1.【址:a g 9 559⒐ v i p】1  "Listen to me," replied Ulysses, "and think whether Minerva andher father Jove may seem sufficient, or whether I am to try and findsome one else as well."
2.  His father shed tears and answered, "Sir, you have indeed come tothe country that you have named, but it is fallen into the hands ofwicked people. All this wealth of presents has been given to nopurpose. If you could have found your friend here alive in Ithaca,he would have entertained you hospitably and would have requiredyour presents amply when you left him- as would have been only rightconsidering what you have already given him. But tell me, and tellme true, how many years is it since you entertained this guest- myunhappy son, as ever was? Alas! He has perished far from his owncountry; the fishes of the sea have eaten him, or he has fallen a preyto the birds and wild beasts of some continent. Neither his mother,nor I his father, who were his parents, could throw our arms about himand wrap him in his shroud, nor could his excellent and richly doweredwife Penelope bewail her husband as was natural upon his death bed,and close his eyes according to the offices due to the departed. Butnow, tell me truly for I want to know. Who and whence are you- tell meof your town and parents?
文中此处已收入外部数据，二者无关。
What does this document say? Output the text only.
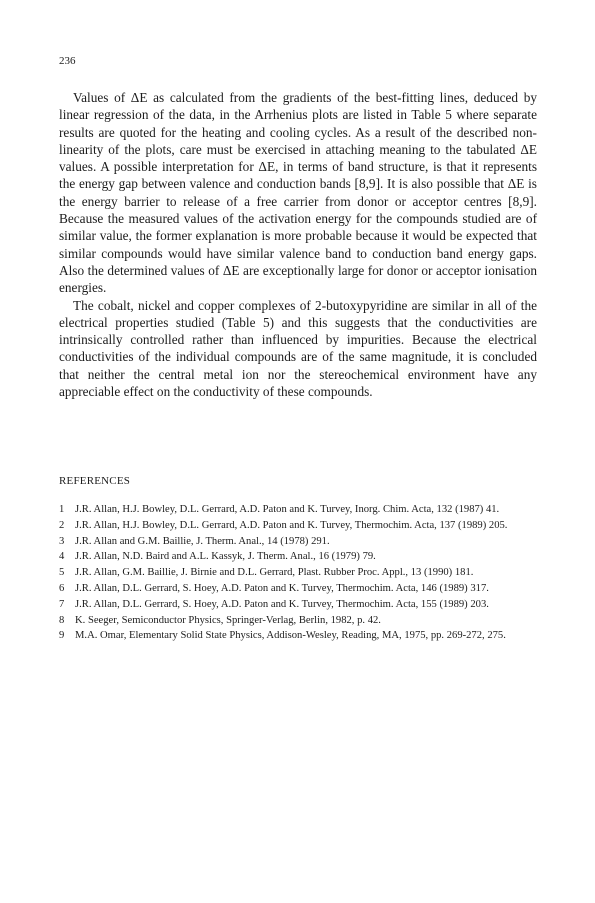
236

Values of ΔE as calculated from the gradients of the best-fitting lines, deduced by linear regression of the data, in the Arrhenius plots are listed in Table 5 where separate results are quoted for the heating and cooling cycles. As a result of the described non-linearity of the plots, care must be exercised in attaching meaning to the tabulated ΔE values. A possible interpretation for ΔE, in terms of band structure, is that it represents the energy gap between valence and conduction bands [8,9]. It is also possible that ΔE is the energy barrier to release of a free carrier from donor or acceptor centres [8,9]. Because the measured values of the activation energy for the compounds studied are of similar value, the former explanation is more probable because it would be expected that similar compounds would have similar valence band to conduction band energy gaps. Also the determined values of ΔE are exceptionally large for donor or acceptor ionisation energies.

The cobalt, nickel and copper complexes of 2-butoxypyridine are similar in all of the electrical properties studied (Table 5) and this suggests that the conductivities are intrinsically controlled rather than influenced by impurities. Because the electrical conductivities of the individual compounds are of the same magnitude, it is concluded that neither the central metal ion nor the stereochemical environment have any appreciable effect on the conductivity of these compounds.

REFERENCES
1 J.R. Allan, H.J. Bowley, D.L. Gerrard, A.D. Paton and K. Turvey, Inorg. Chim. Acta, 132 (1987) 41.
2 J.R. Allan, H.J. Bowley, D.L. Gerrard, A.D. Paton and K. Turvey, Thermochim. Acta, 137 (1989) 205.
3 J.R. Allan and G.M. Baillie, J. Therm. Anal., 14 (1978) 291.
4 J.R. Allan, N.D. Baird and A.L. Kassyk, J. Therm. Anal., 16 (1979) 79.
5 J.R. Allan, G.M. Baillie, J. Birnie and D.L. Gerrard, Plast. Rubber Proc. Appl., 13 (1990) 181.
6 J.R. Allan, D.L. Gerrard, S. Hoey, A.D. Paton and K. Turvey, Thermochim. Acta, 146 (1989) 317.
7 J.R. Allan, D.L. Gerrard, S. Hoey, A.D. Paton and K. Turvey, Thermochim. Acta, 155 (1989) 203.
8 K. Seeger, Semiconductor Physics, Springer-Verlag, Berlin, 1982, p. 42.
9 M.A. Omar, Elementary Solid State Physics, Addison-Wesley, Reading, MA, 1975, pp. 269-272, 275.
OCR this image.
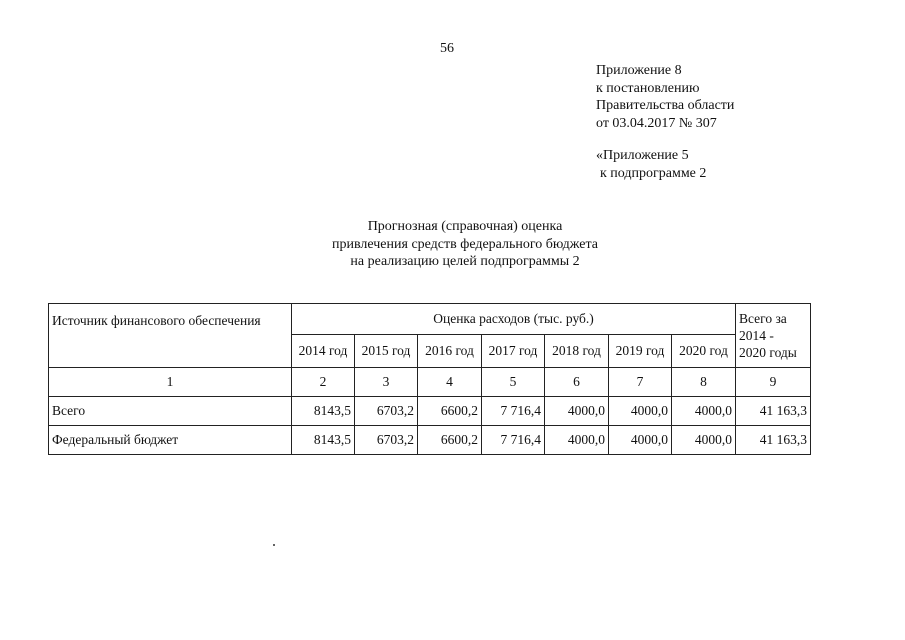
56
Приложение 8
к постановлению
Правительства области
от 03.04.2017 № 307
«Приложение 5
к подпрограмме 2
Прогнозная (справочная) оценка
привлечения средств федерального бюджета
на реализацию целей подпрограммы 2
Источник финансового обеспечения	Оценка расходов (тыс. руб.)							Всего за
2014 -
2020 годы

	2014 год	2015 год	2016 год	2017 год	2018 год	2019 год	2020 год	
1	2	3	4	5	6	7	8	9
Всего	8143,5	6703,2	6600,2	7 716,4	4000,0	4000,0	4000,0	41 163,3
Федеральный бюджет	8143,5	6703,2	6600,2	7 716,4	4000,0	4000,0	4000,0	41 163,3
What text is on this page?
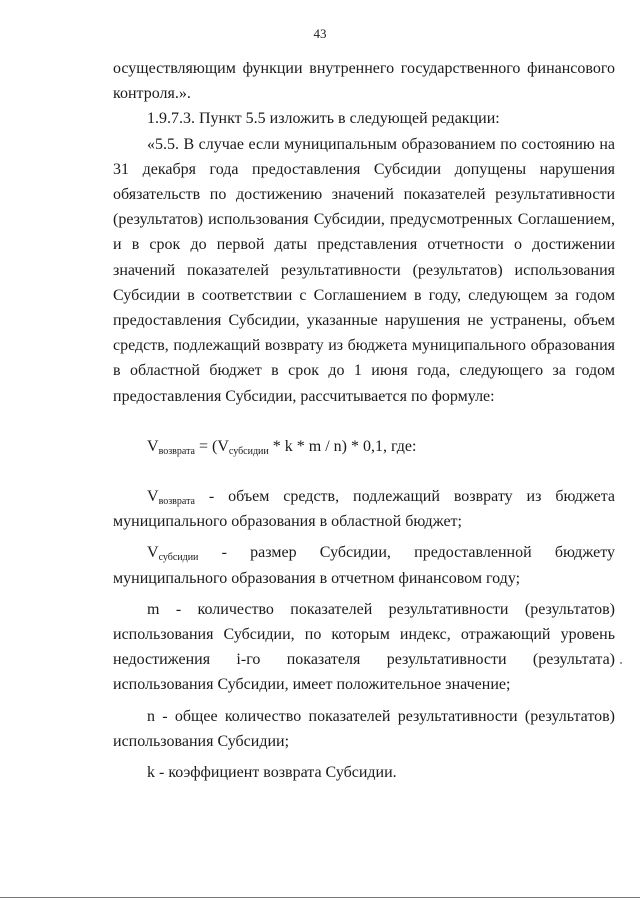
43

осуществляющим функции внутреннего государственного финансового контроля.».

1.9.7.3. Пункт 5.5 изложить в следующей редакции:

«5.5. В случае если муниципальным образованием по состоянию на 31 декабря года предоставления Субсидии допущены нарушения обязательств по достижению значений показателей результативности (результатов) использования Субсидии, предусмотренных Соглашением, и в срок до первой даты представления отчетности о достижении значений показателей результативности (результатов) использования Субсидии в соответствии с Соглашением в году, следующем за годом предоставления Субсидии, указанные нарушения не устранены, объем средств, подлежащий возврату из бюджета муниципального образования в областной бюджет в срок до 1 июня года, следующего за годом предоставления Субсидии, рассчитывается по формуле:

$V_{возврата} = (V_{субсидии} * k * m / n) * 0,1$, где:

$V_{возврата}$ - объем средств, подлежащий возврату из бюджета муниципального образования в областной бюджет;

$V_{субсидии}$ - размер Субсидии, предоставленной бюджету муниципального образования в отчетном финансовом году;

m - количество показателей результативности (результатов) использования Субсидии, по которым индекс, отражающий уровень недостижения i-го показателя результативности (результата) использования Субсидии, имеет положительное значение;

n - общее количество показателей результативности (результатов) использования Субсидии;

k - коэффициент возврата Субсидии.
Where is the ship lying that has brought youand your men to Ithaca? Or were you a passenger on some other man'sship, and those who brought you here have gone on their way and leftyou?"
3.  "On this the ghost of Teiresias went back to the house of Hades, forhis prophecyings had now been spoken, but I sat still where I wasuntil my mother came up and tasted the blood. Then she knew me at onceand spoke fondly to me, saying, 'My son, how did you come down to thisabode of darkness while you are still alive? It is a hard thing forthe living to see these places, for between us and them there aregreat and terrible waters, and there is Oceanus, which no man cancross on foot, but he must have a good ship to take him. Are you allthis time trying to find your way home from Troy, and have you neveryet got back to Ithaca nor seen your wife in your own house?'
4.  "As spoke he drove the ram outside, but when we were a little wayout from the cave and yards, I first got from under the ram's belly,and then freed my comrades; as for the sheep, which were very fat,by constantly heading them in the right direction we managed todrive them down to the ship. The crew rejoiced greatly at seeing thoseof us who had escaped death, but wept for the others whom theCyclops had killed. However, I made signs to them by nodding andfrowning that they were to hush their crying, and told them to get allthe sheep on board at once and put out to sea; so they went aboard,took their places, and smote the grey sea with their oars. Then,when I had got as far out as my voice would reach, I began to jeerat the Cyclops.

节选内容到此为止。